Among the winners was Belmont Hill’s Brian Lee, a member of the Class of 2024. Each of the young musicians was introduced by Keith Lockhart and had the opportunity to perform as a soloist with the Pops. Brian performed Cello Concerto No. 1 in E-flat major, Op. 107, mvt. I (Dmitri Shostakovich). Following their solo performances, the students also performed with the alternative rock band Guster, as well as with the Pops.
"It’s an incredible feeling to share something that I’m so passionate about with my friends, family, and everyone in the audience," Lee said in an on-camera interview with WBZ at Symphony Hall.

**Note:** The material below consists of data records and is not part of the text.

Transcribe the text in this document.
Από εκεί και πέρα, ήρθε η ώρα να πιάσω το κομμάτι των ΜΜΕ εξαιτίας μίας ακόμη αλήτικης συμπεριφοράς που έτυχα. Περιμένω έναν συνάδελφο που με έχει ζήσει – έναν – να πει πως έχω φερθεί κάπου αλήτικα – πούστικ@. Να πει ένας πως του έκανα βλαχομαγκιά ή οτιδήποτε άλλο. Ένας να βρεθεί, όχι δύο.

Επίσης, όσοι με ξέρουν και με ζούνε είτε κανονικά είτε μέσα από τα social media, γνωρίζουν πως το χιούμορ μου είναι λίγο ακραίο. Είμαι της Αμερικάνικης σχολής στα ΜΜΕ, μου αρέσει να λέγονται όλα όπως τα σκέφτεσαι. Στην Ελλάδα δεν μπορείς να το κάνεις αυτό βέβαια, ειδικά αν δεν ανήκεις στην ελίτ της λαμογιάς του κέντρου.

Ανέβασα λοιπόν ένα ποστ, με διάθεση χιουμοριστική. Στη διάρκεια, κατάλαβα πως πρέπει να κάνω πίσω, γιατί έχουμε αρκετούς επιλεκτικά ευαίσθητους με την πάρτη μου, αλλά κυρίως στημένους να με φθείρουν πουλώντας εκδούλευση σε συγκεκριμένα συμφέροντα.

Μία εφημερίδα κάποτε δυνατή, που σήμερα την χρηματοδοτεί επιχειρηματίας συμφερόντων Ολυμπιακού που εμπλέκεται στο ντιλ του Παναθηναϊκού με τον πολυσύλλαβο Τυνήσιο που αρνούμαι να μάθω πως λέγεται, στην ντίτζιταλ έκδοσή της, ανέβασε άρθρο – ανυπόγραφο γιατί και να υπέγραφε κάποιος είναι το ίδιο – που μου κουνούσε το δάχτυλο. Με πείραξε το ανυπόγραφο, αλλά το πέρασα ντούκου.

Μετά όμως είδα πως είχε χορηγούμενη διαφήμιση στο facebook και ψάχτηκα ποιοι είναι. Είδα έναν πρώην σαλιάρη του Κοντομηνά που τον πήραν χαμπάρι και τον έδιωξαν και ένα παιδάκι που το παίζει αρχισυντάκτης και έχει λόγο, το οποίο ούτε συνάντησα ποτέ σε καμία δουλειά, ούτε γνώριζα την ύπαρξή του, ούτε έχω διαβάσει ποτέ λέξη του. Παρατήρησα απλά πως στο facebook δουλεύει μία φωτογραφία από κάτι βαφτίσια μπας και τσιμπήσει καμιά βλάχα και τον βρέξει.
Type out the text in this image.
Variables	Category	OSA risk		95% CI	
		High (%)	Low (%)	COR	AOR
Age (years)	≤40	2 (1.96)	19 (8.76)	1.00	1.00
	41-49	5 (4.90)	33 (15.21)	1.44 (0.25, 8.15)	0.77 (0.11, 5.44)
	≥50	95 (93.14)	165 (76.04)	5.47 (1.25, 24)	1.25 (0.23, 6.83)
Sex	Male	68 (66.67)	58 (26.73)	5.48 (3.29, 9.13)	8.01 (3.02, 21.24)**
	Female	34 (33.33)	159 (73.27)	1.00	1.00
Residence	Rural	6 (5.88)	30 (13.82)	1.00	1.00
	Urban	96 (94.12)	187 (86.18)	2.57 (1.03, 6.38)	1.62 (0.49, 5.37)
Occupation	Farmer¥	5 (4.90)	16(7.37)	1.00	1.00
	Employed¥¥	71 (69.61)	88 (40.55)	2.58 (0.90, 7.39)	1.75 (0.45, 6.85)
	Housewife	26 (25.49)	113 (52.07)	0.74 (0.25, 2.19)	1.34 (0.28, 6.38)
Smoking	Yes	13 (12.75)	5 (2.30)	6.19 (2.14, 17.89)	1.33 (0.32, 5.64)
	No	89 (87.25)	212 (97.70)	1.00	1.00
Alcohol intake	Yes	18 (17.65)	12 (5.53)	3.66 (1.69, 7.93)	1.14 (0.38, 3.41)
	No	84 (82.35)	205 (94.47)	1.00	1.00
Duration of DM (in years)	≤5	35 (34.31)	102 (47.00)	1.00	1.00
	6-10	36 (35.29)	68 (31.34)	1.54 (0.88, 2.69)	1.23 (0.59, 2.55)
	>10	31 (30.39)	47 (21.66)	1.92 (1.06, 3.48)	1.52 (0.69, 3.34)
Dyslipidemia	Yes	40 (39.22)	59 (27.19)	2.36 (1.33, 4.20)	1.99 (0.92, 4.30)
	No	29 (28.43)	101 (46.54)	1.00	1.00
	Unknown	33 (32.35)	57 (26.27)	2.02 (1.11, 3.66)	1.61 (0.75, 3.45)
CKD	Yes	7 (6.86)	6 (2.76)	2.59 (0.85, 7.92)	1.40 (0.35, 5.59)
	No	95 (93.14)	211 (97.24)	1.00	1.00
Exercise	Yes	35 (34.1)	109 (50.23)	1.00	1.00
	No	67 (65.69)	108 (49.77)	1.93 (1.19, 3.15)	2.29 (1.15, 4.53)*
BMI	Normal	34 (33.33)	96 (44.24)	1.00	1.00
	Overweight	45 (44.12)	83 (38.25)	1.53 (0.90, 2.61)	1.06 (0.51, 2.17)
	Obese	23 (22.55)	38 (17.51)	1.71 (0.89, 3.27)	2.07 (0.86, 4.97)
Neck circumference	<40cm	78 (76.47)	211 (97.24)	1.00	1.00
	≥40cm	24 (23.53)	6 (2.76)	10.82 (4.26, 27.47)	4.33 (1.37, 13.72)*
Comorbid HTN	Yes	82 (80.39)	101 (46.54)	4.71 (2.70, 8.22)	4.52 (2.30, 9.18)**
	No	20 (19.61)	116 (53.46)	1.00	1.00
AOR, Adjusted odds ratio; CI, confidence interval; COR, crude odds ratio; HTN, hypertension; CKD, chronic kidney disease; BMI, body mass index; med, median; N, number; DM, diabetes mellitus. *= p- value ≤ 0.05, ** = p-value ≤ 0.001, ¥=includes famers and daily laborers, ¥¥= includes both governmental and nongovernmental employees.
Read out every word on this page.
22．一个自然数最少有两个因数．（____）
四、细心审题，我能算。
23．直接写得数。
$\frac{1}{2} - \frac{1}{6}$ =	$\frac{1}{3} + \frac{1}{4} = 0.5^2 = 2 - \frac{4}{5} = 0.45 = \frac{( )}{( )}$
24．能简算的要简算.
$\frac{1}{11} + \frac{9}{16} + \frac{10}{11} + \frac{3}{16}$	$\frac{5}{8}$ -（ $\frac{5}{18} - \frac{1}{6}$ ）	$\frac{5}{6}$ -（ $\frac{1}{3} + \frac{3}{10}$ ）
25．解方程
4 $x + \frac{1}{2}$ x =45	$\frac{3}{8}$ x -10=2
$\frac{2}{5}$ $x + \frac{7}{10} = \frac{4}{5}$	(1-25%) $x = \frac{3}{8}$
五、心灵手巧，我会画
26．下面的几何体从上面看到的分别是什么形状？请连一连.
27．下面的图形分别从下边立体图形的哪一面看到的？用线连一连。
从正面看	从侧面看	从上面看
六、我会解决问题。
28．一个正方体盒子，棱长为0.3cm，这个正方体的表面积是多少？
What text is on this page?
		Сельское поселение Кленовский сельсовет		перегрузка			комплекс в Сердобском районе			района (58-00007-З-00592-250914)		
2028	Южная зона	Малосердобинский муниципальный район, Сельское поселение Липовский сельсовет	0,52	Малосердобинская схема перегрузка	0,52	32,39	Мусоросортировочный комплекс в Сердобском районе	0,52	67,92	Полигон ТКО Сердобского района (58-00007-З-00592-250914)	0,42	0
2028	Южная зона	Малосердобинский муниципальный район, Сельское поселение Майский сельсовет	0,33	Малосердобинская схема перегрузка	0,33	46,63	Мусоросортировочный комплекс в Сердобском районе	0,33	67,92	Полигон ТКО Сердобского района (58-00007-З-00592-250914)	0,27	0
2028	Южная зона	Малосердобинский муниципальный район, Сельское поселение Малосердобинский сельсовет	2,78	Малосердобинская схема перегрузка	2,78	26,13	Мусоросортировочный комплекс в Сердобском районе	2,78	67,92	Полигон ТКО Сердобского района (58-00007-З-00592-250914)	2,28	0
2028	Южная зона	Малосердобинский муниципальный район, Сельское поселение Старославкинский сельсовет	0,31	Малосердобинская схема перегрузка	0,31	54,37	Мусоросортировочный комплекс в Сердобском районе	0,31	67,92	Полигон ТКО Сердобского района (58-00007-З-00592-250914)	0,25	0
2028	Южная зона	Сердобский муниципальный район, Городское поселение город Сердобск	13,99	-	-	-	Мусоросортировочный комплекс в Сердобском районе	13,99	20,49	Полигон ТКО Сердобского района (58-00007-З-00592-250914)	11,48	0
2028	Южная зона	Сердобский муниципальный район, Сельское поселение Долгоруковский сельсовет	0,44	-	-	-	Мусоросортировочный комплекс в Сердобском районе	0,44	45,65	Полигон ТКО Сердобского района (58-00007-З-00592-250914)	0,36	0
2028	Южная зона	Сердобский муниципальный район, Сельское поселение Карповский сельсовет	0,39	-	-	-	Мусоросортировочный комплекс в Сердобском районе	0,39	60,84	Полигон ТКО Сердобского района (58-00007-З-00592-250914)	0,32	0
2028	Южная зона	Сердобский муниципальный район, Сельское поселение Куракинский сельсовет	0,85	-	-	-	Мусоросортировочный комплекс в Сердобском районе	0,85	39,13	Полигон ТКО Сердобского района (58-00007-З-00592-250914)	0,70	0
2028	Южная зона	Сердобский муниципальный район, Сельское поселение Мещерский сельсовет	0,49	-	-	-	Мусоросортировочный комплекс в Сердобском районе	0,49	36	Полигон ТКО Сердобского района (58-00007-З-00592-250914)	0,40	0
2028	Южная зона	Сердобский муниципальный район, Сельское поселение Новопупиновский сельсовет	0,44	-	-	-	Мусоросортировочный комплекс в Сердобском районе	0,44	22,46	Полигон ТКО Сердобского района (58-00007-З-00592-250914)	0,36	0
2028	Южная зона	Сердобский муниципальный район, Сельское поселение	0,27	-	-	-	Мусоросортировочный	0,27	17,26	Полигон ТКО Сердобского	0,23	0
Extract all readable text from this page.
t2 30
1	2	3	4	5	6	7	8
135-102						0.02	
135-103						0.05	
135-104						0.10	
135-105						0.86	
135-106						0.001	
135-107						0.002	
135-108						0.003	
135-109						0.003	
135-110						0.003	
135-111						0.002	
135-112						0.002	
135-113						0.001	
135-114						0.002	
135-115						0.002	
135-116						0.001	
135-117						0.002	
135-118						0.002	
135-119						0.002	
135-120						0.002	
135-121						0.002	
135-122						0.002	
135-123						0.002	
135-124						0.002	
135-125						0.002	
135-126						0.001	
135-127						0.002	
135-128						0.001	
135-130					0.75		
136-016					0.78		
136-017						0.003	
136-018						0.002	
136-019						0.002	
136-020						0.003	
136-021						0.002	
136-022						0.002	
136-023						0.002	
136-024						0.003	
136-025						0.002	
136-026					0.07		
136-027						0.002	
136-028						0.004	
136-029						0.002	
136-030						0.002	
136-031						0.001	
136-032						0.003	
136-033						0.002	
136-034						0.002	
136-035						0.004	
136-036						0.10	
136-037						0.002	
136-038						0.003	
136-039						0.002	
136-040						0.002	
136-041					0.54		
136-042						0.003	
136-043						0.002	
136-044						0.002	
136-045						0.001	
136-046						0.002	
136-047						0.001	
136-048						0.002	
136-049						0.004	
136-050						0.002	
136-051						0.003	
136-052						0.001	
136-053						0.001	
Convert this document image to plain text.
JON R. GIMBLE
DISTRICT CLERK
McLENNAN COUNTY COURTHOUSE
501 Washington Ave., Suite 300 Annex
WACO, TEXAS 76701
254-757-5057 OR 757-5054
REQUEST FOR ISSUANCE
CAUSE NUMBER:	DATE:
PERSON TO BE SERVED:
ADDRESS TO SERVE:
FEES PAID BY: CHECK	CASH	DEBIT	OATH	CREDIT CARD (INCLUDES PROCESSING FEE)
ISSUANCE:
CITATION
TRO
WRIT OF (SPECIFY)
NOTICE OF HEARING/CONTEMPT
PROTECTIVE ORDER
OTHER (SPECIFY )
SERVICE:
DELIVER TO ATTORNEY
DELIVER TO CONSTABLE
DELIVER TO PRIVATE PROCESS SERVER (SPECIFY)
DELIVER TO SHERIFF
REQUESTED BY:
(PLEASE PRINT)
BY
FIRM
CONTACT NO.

"Brian is a talented and dedicated musician, and he is a steadfast member and leader within the Belmont Hill music community," said Dan Fiori, who was Brian's Form V advisor. "On campus, he served as president of the school orchestra this year, and will continue serving in this position for the upcoming school year. Off campus, he is co-principal cellist for the Boston Philharmonic Youth Orchestra. Aside from his impressive music accomplishments, Brian is also a superb student-athlete." In the spring he is a coxswain on the Varsity Crew team, with his boat placing 2nd at the recent NEIRA championships. Among his many crew accomplishments at Belmont Hill, he also helped a Henley quad win the Head of the Charles in 2019.
To learn more about Shostakovich and to watch Boston Philharmonic’s Benjamin Zander mentoring Brian in February, watch the video below. “You are remarkable and the progress you have made in the past two years is just spectacular,” said Zander in the recording. The Cello Concerto No. 1 in E-flat major, Op. 107, was composed in 1959 by Dmitri Shostakovich. Shostakovich wrote the work for his friend Mstislav Rostropovich, who committed it to memory in four days. He premiered it on October 4, 1959, at the Large Hall of the Leningrad Conservatory with the Leningrad Philharmonic Orchestra conducted by Yevgeny Mravinsky. The first recording was made in two days following the premiere by Rostropovich and the Moscow Philharmonic Orchestra conducted by Aleksandr Gauk. The first concerto is widely considered to be one of the most difficult concert works for cello.